Case Study
Ai Architect: Cohu
Computer vision

The AI Architect Quality Control Solution was developed by inmind.ai for Cohu to enhance microchip inspection.

Background

Cohu is a global leader in precision quality control equipment, essential for microchip production in industries such as automotive, electronics, and telecommunications. The COVID-19 pandemic caused supply chain disruptions, leading to a global chip shortage. To optimize yields and reduce waste, manufacturers required more accurate and efficient quality control processes.

Challenge

Microchip production demands high accuracy, but traditional inspection methods struggled to differentiate surface scratches from true defects. This led to false negatives, where functional chips were mistakenly discarded. Cohu needed an AI-powered solution to enhance inspection accuracy, ensuring that only defective units were rejected while maintaining high production efficiency.

Solution

Inmind.ai integrated an AI-driven quality control system into Cohu’s existing hardware. The solution leverages computer vision and deep learning to analyze microchip surfaces, distinguishing between minor imperfections and critical defects.
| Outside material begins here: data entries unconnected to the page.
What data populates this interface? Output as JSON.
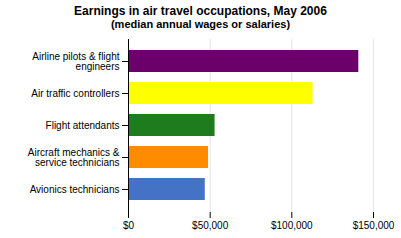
{
  "chart_data": {
    "type": "bar",
    "orientation": "horizontal",
    "title": "Earnings in air travel occupations, May 2006",
    "subtitle": "(median annual wages or salaries)",
    "categories": [
      "Avionics technicians",
      "Aircraft mechanics &\nservice technicians",
      "Flight attendants",
      "Air traffic controllers",
      "Airline pilots & flight\nengineers"
    ],
    "values": [
      47000,
      49000,
      53000,
      113000,
      141000
    ],
    "colors": [
      "#4472C4",
      "#FF8C00",
      "#1E7B1E",
      "#FFFF00",
      "#6B006B"
    ],
    "xlim": [
      0,
      150000
    ],
    "xticks": [
      {
        "value": 0,
        "label": "$0"
      },
      {
        "value": 50000,
        "label": "$50,000"
      },
      {
        "value": 100000,
        "label": "$100,000"
      },
      {
        "value": 150000,
        "label": "$150,000"
      }
    ],
    "grid": true
  }
}
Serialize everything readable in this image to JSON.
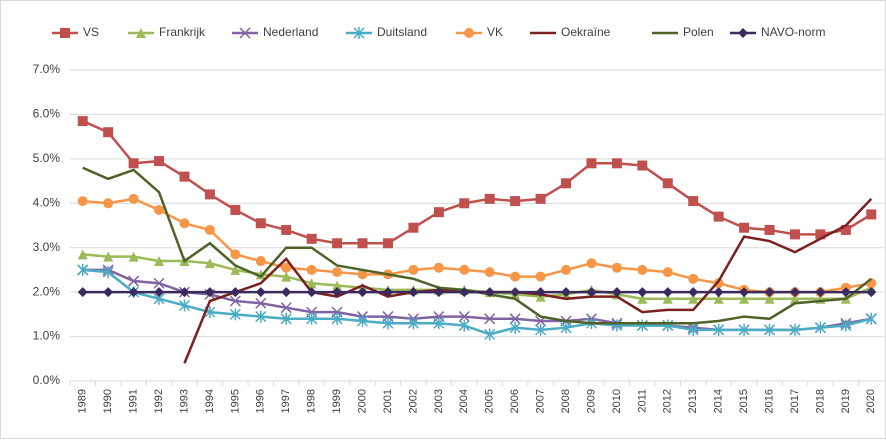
{
  "chart_data": {
    "type": "line",
    "categories": [
      "1989",
      "1990",
      "1991",
      "1992",
      "1993",
      "1994",
      "1995",
      "1996",
      "1997",
      "1998",
      "1999",
      "2000",
      "2001",
      "2002",
      "2003",
      "2004",
      "2005",
      "2006",
      "2007",
      "2008",
      "2009",
      "2010",
      "2011",
      "2012",
      "2013",
      "2014",
      "2015",
      "2016",
      "2017",
      "2018",
      "2019",
      "2020"
    ],
    "ylim": [
      0,
      7
    ],
    "yticks": [
      {
        "value": 0,
        "label": "0.0%"
      },
      {
        "value": 1,
        "label": "1.0%"
      },
      {
        "value": 2,
        "label": "2.0%"
      },
      {
        "value": 3,
        "label": "3.0%"
      },
      {
        "value": 4,
        "label": "4.0%"
      },
      {
        "value": 5,
        "label": "5.0%"
      },
      {
        "value": 6,
        "label": "6.0%"
      },
      {
        "value": 7,
        "label": "7.0%"
      }
    ],
    "grid": true,
    "legend": "top",
    "series": [
      {
        "name": "VS",
        "color": "#c0504d",
        "marker": "square",
        "values": [
          5.85,
          5.6,
          4.9,
          4.95,
          4.6,
          4.2,
          3.85,
          3.55,
          3.4,
          3.2,
          3.1,
          3.1,
          3.1,
          3.45,
          3.8,
          4.0,
          4.1,
          4.05,
          4.1,
          4.45,
          4.9,
          4.9,
          4.85,
          4.45,
          4.05,
          3.7,
          3.45,
          3.4,
          3.3,
          3.3,
          3.4,
          3.75
        ]
      },
      {
        "name": "Frankrijk",
        "color": "#9bbb59",
        "marker": "triangle",
        "values": [
          2.85,
          2.8,
          2.8,
          2.7,
          2.7,
          2.65,
          2.5,
          2.4,
          2.35,
          2.2,
          2.15,
          2.1,
          2.05,
          2.05,
          2.05,
          2.05,
          2.0,
          1.95,
          1.9,
          1.95,
          2.05,
          1.95,
          1.85,
          1.85,
          1.85,
          1.85,
          1.85,
          1.85,
          1.85,
          1.85,
          1.85,
          2.1
        ]
      },
      {
        "name": "Nederland",
        "color": "#8064a2",
        "marker": "x",
        "values": [
          2.5,
          2.5,
          2.25,
          2.2,
          2.0,
          1.95,
          1.8,
          1.75,
          1.65,
          1.55,
          1.55,
          1.45,
          1.45,
          1.4,
          1.45,
          1.45,
          1.4,
          1.4,
          1.35,
          1.35,
          1.4,
          1.3,
          1.25,
          1.25,
          1.2,
          1.15,
          1.15,
          1.15,
          1.15,
          1.2,
          1.3,
          1.4
        ]
      },
      {
        "name": "Duitsland",
        "color": "#4bacc6",
        "marker": "star",
        "values": [
          2.5,
          2.45,
          2.0,
          1.85,
          1.7,
          1.55,
          1.5,
          1.45,
          1.4,
          1.4,
          1.4,
          1.35,
          1.3,
          1.3,
          1.3,
          1.25,
          1.05,
          1.2,
          1.15,
          1.2,
          1.3,
          1.25,
          1.25,
          1.25,
          1.15,
          1.15,
          1.15,
          1.15,
          1.15,
          1.2,
          1.25,
          1.4
        ]
      },
      {
        "name": "VK",
        "color": "#f79646",
        "marker": "circle",
        "values": [
          4.05,
          4.0,
          4.1,
          3.85,
          3.55,
          3.4,
          2.85,
          2.7,
          2.55,
          2.5,
          2.45,
          2.4,
          2.4,
          2.5,
          2.55,
          2.5,
          2.45,
          2.35,
          2.35,
          2.5,
          2.65,
          2.55,
          2.5,
          2.45,
          2.3,
          2.2,
          2.05,
          2.0,
          2.0,
          2.0,
          2.1,
          2.2
        ]
      },
      {
        "name": "Oekraïne",
        "color": "#7b2020",
        "marker": "none",
        "values": [
          null,
          null,
          null,
          null,
          0.4,
          1.8,
          2.0,
          2.2,
          2.75,
          2.0,
          1.9,
          2.15,
          1.9,
          2.0,
          2.05,
          2.0,
          2.0,
          2.0,
          1.95,
          1.85,
          1.9,
          1.9,
          1.55,
          1.6,
          1.6,
          2.25,
          3.25,
          3.15,
          2.9,
          3.2,
          3.5,
          4.1
        ]
      },
      {
        "name": "Polen",
        "color": "#4f6228",
        "marker": "none",
        "values": [
          4.8,
          4.55,
          4.75,
          4.25,
          2.7,
          3.1,
          2.6,
          2.35,
          3.0,
          3.0,
          2.6,
          2.5,
          2.4,
          2.3,
          2.1,
          2.05,
          1.95,
          1.85,
          1.45,
          1.35,
          1.3,
          1.3,
          1.3,
          1.3,
          1.3,
          1.35,
          1.45,
          1.4,
          1.75,
          1.8,
          1.85,
          2.3
        ]
      },
      {
        "name": "NAVO-norm",
        "color": "#3b2a5e",
        "marker": "diamond",
        "values": [
          2,
          2,
          2,
          2,
          2,
          2,
          2,
          2,
          2,
          2,
          2,
          2,
          2,
          2,
          2,
          2,
          2,
          2,
          2,
          2,
          2,
          2,
          2,
          2,
          2,
          2,
          2,
          2,
          2,
          2,
          2,
          2
        ]
      }
    ]
  }
}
By using a human-in-the-loop validation process, the AI model continuously learns and improves, refining its accuracy over time and adapting to new defect patterns.

Impact

The implementation of AI-powered inspection has significantly reduced false rejections, minimizing material waste and improving manufacturing efficiency. Cohu’s production line now benefits from higher accuracy, fewer discarded functional units, and improved cost savings. The AI-driven approach has helped streamline microchip quality control, ensuring greater reliability in global supply chains.